Второе заклинанье на золотой пластинке также приказывает матке оставаться на своем месте:

«Я заклинаю Тебя, о Матка Ипсы (Ipsa), которую родила Ипса, чтобы Ты никогда не покидала свое место: именем непобедимого, живого Господа Бога оставайся на своем месте, [которое] у Ипсы, которую Ипса родила».

Еще одна золотая пластина-амулет II в., являющаяся одним из древнейших христианских памятников, содержит заговор, в котором сказано:

«Заклинаю тебя Сатану (и да очистит меня крест), чтобы ты никогда не покидал своего жилища, во имя Господа Бога живаго. Произнесено в жилище той, над которою я исполнил миропомазание».

Этот текст приводит А.С. Уваров. К нему он добавляет: «Из смысла этого заговора можно заключить, что надпись сделана лицом духовного звания, исполнявшим функцию заклинателя. Самая формулаClip (328x191, 22Kb) заговора могла быть заимствована из той книги, которую вручали заклинателям, как сказано в 7-м правиле IV Карфагенского собора: «Заклинатель при посвящении должен получить книжицу, в которой описаны заклинания, а Епископ ему говорит: прими и напечатай в памяти и имей власть возлагать руки на бесноватого как крещеного, так и оглашенного».

Совпадение конструкций заговоров и характеров приказаний связывает все три заклинания. Заметим, что упоминание таинства в христианском заклятье вводит его в литургическое пространство смысла. Обращение к кресту дает возможность считать этот текст причастным к истории возникновения и распространения изделий такой формы, однако точный источник этой формулы все же неизвестен. hystera-заклинание змеевиков также взято из неизвестного источника. Однако можно указать, что оно совпадает в формулировке и структуре с церковными песнопениями и молитвами, а термин hystera (матка) и приказание «лечь и утихнуть» увязывают его с заговорами матки, которые тождественны по форме христианскому литургическому заклинанию Сатаны.

Еще одно заклинание присутствует на эллипсовидной подвеске VII в., хранящейся теперь в городе Монцы. На одной стороне она содержит сцену Распятия с предстоящими, а на другой — шестнадцатистрочную надпись, гласящую:

«Беги от моего сердца, полный хитрости; беги как можно скорее; беги от моих несчастий, змий, огонь, Белиар злоделающий <...> дракон, лютый зверь <...> неистовство <...> завистливый оком и ярость перворожденного <...> гнусно, близкой негодности <...> и смерти. Христос Царь повелевает тебе бежать во глубину моря <...> в вечное пламя, в неистовство; потом он отошел...»

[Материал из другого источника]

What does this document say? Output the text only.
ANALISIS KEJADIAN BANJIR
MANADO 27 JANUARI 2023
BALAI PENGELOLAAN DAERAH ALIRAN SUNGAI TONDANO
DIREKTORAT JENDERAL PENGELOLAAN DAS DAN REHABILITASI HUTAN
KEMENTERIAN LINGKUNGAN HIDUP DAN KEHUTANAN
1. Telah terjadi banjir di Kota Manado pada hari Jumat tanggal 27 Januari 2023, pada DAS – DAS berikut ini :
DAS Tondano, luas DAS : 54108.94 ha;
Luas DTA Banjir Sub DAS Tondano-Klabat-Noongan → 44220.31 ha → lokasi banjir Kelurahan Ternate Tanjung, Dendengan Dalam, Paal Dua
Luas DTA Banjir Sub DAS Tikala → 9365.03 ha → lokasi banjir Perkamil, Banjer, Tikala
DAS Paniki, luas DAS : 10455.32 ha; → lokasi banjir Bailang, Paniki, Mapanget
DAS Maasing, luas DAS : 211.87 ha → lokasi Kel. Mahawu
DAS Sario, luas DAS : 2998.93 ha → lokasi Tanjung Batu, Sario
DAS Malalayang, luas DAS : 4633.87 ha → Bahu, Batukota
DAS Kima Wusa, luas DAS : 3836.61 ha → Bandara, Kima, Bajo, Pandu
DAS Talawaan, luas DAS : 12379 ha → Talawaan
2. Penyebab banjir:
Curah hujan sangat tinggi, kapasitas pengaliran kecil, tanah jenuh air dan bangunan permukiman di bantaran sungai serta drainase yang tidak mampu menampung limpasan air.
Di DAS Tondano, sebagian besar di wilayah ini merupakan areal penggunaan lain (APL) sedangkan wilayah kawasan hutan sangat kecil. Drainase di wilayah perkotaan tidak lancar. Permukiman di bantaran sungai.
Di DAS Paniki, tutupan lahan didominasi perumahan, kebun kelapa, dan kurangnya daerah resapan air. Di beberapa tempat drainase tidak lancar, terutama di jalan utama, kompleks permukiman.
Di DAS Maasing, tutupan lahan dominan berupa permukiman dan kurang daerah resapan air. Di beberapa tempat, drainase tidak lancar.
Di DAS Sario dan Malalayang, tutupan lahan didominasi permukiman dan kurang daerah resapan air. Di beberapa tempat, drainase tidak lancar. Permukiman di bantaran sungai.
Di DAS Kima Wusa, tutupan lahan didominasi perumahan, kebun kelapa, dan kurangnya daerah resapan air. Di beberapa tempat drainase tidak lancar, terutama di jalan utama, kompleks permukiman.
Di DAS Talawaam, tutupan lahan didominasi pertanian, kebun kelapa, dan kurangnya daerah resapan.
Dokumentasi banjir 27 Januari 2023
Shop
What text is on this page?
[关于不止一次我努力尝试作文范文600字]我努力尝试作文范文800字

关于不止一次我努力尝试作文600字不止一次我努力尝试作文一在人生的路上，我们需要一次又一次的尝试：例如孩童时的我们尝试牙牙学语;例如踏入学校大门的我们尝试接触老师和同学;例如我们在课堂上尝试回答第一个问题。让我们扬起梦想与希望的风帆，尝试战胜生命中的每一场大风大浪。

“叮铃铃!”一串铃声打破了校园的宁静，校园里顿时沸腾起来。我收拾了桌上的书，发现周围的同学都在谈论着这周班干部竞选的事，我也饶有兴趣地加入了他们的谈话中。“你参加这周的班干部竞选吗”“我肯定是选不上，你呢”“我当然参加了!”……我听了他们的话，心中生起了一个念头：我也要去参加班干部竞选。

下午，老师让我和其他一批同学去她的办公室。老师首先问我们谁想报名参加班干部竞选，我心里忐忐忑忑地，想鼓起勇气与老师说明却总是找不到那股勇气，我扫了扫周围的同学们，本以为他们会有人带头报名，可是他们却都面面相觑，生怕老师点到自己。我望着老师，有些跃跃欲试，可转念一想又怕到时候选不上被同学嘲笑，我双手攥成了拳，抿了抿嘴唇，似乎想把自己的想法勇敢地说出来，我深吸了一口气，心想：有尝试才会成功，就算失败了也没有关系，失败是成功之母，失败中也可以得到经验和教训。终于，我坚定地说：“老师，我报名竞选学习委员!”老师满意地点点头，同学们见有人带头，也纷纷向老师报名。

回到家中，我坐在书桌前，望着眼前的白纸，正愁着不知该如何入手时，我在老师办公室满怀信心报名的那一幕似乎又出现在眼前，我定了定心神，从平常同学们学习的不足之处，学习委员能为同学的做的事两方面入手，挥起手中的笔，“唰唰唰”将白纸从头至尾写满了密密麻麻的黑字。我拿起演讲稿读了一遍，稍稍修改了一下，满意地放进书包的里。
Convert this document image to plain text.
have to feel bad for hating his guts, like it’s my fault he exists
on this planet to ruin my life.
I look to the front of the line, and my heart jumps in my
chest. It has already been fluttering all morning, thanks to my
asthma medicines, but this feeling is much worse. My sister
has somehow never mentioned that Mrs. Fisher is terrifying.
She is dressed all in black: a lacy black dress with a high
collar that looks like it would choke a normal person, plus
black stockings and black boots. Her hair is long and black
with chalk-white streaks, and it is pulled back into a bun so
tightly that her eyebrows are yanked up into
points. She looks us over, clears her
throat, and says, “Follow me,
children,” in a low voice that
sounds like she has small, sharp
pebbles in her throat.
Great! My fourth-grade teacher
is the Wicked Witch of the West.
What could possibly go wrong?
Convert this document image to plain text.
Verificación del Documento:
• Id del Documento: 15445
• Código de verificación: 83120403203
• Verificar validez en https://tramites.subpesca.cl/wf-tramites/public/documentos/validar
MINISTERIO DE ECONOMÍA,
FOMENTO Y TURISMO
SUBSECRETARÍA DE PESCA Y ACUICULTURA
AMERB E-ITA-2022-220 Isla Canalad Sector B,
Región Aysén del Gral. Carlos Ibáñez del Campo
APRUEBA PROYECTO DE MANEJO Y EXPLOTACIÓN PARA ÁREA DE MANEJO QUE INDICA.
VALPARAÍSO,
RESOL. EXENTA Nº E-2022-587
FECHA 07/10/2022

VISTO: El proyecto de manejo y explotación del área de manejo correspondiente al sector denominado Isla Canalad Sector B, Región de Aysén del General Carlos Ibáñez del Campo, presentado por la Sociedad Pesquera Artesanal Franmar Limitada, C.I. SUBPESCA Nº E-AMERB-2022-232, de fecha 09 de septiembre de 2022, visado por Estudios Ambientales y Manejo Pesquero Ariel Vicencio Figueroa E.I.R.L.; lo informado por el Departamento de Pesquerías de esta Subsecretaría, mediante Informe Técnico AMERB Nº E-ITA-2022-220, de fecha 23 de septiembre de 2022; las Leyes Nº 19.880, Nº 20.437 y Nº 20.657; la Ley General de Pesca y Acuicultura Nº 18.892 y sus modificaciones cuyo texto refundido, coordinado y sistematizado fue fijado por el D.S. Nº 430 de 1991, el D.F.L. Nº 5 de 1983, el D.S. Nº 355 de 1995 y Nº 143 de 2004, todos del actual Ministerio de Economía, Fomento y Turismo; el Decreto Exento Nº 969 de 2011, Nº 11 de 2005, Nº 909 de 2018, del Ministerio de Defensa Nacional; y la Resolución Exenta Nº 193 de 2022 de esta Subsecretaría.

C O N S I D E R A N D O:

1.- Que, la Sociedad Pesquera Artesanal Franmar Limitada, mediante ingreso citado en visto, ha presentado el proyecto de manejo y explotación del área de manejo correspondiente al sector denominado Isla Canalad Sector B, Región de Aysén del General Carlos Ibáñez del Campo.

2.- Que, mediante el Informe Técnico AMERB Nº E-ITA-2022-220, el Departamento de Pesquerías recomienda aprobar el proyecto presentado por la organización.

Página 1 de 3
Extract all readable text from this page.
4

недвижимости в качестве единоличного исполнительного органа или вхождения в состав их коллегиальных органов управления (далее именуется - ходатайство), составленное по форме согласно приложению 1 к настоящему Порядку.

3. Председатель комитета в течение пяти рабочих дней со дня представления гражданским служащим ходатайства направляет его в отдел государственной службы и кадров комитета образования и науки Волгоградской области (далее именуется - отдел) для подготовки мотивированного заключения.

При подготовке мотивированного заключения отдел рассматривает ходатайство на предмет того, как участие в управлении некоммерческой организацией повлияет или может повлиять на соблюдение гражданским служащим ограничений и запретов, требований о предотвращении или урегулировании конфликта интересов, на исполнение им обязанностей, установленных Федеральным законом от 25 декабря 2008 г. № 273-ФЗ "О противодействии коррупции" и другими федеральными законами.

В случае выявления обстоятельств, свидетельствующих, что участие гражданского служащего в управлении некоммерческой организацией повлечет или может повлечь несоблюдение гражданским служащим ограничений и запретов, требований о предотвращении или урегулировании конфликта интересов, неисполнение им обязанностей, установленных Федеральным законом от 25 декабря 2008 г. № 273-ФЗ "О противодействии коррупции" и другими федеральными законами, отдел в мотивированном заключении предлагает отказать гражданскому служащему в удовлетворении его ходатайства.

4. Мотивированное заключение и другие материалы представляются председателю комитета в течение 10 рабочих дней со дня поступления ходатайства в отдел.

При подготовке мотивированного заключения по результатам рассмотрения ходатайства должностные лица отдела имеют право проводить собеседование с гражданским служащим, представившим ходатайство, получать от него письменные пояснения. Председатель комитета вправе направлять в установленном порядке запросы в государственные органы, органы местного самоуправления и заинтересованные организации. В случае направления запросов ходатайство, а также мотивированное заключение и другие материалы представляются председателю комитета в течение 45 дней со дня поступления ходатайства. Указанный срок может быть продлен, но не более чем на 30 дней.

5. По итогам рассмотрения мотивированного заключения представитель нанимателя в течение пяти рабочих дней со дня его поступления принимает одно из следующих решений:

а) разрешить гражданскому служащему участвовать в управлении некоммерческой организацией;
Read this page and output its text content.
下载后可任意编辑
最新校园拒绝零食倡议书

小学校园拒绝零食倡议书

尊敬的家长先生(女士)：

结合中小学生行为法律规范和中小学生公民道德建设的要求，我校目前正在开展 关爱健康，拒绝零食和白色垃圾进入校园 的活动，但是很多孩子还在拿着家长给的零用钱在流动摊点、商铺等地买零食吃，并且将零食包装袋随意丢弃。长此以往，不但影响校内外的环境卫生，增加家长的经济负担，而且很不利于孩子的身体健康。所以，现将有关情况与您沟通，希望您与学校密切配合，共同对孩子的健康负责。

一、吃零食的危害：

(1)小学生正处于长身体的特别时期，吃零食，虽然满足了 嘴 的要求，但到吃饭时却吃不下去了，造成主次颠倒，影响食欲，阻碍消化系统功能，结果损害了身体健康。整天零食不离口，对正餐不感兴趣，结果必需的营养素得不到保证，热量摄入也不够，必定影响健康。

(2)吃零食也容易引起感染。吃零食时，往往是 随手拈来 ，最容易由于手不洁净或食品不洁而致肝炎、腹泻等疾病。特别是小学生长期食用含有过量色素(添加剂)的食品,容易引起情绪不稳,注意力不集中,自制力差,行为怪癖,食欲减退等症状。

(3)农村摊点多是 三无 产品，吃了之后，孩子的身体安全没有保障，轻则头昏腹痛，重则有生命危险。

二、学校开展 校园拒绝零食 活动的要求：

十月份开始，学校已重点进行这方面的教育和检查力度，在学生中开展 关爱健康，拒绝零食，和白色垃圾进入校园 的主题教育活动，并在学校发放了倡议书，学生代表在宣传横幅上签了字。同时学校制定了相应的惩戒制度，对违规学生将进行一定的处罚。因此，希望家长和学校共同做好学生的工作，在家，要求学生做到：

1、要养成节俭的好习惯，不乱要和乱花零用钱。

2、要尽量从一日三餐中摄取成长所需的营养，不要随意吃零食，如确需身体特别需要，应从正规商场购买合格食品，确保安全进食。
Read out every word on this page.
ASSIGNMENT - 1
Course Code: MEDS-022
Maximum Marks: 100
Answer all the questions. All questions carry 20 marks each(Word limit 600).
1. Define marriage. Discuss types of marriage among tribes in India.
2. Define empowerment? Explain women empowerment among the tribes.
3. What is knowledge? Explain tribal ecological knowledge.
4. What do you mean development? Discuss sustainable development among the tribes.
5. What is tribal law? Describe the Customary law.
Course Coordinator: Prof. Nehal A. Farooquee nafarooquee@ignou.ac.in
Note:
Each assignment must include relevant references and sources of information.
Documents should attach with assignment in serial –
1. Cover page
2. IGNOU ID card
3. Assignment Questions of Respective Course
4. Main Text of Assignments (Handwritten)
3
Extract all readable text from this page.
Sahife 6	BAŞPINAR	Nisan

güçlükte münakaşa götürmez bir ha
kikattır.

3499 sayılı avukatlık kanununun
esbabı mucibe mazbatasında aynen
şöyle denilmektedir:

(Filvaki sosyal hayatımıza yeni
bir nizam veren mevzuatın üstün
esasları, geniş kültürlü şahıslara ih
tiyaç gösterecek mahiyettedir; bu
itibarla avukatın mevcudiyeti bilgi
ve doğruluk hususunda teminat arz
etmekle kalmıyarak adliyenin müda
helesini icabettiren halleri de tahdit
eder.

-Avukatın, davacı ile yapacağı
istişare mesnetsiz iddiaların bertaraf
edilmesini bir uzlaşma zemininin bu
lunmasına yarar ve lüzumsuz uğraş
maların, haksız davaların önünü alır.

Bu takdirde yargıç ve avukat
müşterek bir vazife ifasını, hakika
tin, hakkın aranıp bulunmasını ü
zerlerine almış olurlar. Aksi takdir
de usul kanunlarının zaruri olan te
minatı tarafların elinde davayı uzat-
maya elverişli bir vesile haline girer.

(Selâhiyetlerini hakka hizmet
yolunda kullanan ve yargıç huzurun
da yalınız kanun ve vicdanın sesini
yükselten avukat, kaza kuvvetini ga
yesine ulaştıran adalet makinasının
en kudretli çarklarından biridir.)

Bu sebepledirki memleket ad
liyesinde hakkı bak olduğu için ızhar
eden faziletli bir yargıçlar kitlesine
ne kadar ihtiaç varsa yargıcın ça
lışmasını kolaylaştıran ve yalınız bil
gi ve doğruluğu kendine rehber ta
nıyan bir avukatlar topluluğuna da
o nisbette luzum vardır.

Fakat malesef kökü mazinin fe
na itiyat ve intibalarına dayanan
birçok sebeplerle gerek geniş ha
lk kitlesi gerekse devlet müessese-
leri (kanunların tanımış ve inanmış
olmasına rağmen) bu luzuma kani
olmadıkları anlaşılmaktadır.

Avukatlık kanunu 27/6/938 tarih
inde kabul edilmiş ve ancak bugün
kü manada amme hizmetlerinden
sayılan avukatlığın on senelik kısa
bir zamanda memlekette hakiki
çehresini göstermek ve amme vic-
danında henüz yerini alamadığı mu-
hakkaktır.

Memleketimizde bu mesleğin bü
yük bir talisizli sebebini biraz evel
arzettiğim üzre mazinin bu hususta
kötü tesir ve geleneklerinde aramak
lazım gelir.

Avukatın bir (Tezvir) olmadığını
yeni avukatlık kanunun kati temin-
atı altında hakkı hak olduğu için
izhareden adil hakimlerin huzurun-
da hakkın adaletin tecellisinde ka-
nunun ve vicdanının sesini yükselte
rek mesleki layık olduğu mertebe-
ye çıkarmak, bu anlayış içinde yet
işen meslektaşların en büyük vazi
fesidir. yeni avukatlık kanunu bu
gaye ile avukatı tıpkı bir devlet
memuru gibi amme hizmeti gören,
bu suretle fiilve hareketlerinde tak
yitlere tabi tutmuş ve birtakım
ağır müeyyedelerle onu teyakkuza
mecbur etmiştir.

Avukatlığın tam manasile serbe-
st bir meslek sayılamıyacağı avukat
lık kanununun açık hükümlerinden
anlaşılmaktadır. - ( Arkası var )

Форма и протяженность последнего заклинания выдают его близость к кругу магических текстов. По-видимому, по истечении какого-то времени крест стал обрастать маргинальными магическими функциями, но если эта надпись еще сохраняет обращение к злому духу как к «полному хитрости», то при последующей деградации подобные угрозы, связанные с крестом, стали выдвигаться против телесных болезней. Весьма интересны заклинания гостеца — внутренней ревматической болезни, содержащиеся в рукописном угро-русском сборнике, записанном в XVIII в. В них «милостивый Г. Бог», идя райскими путями, встречает «госца и гостицу со госчаты» и спрашивает об их пути. Те отвечают, что идут «в чловечую главу, власы его крутити, главу и мозок его сушити, кости ломити» и т.д. Господь Бог говорит: «Окаянный, не можете вы дойти и доступити до моего раба Божия имрек, бо я там был со святыми ангелы и архангелы, херувимы и серафимы и с святыми апостолы и положил есмъ на нем печать свою, пресвятый честный крест, и де можете вы дойти и доступити до моего раба Божия имрек, до его главы, до его мозгу, до его власов, до его костий <...> и до всего тела его». Гостец, гостица и госчата ссылаются в тартар к черному человеку: «кровь его пийти, власы и главу его крутете и мозок его сушите, комти и жилы его ломлете и вшитко тело его псуйте». В данном примере примечательна магическая роль креста в качестве печати и изгнание болезни в тартар, совпадающее с повелением на монцевской подвеске.

Амулетные функции креста как части магического ритуала передаются в указании XVIII в., как должно производить заклинание: «Аще ли случится священник, или диакон, или просто человек, кто грамоте умеет, и возмет воды чисты и ненапитой, и в ту воду положить крест, и над болящим головою творить сию молитву <...> и говори: «крест Христианом слава, Крест царям держава, крест идолом и трясавицам прогонитель, болящим дает здравие». И давай болящему со креста Господня пить по тори зори, исцелить его главу. Пнати (?) крест и положити к уху сию молитву трижды и давать с креста пить трижды и главу обливать».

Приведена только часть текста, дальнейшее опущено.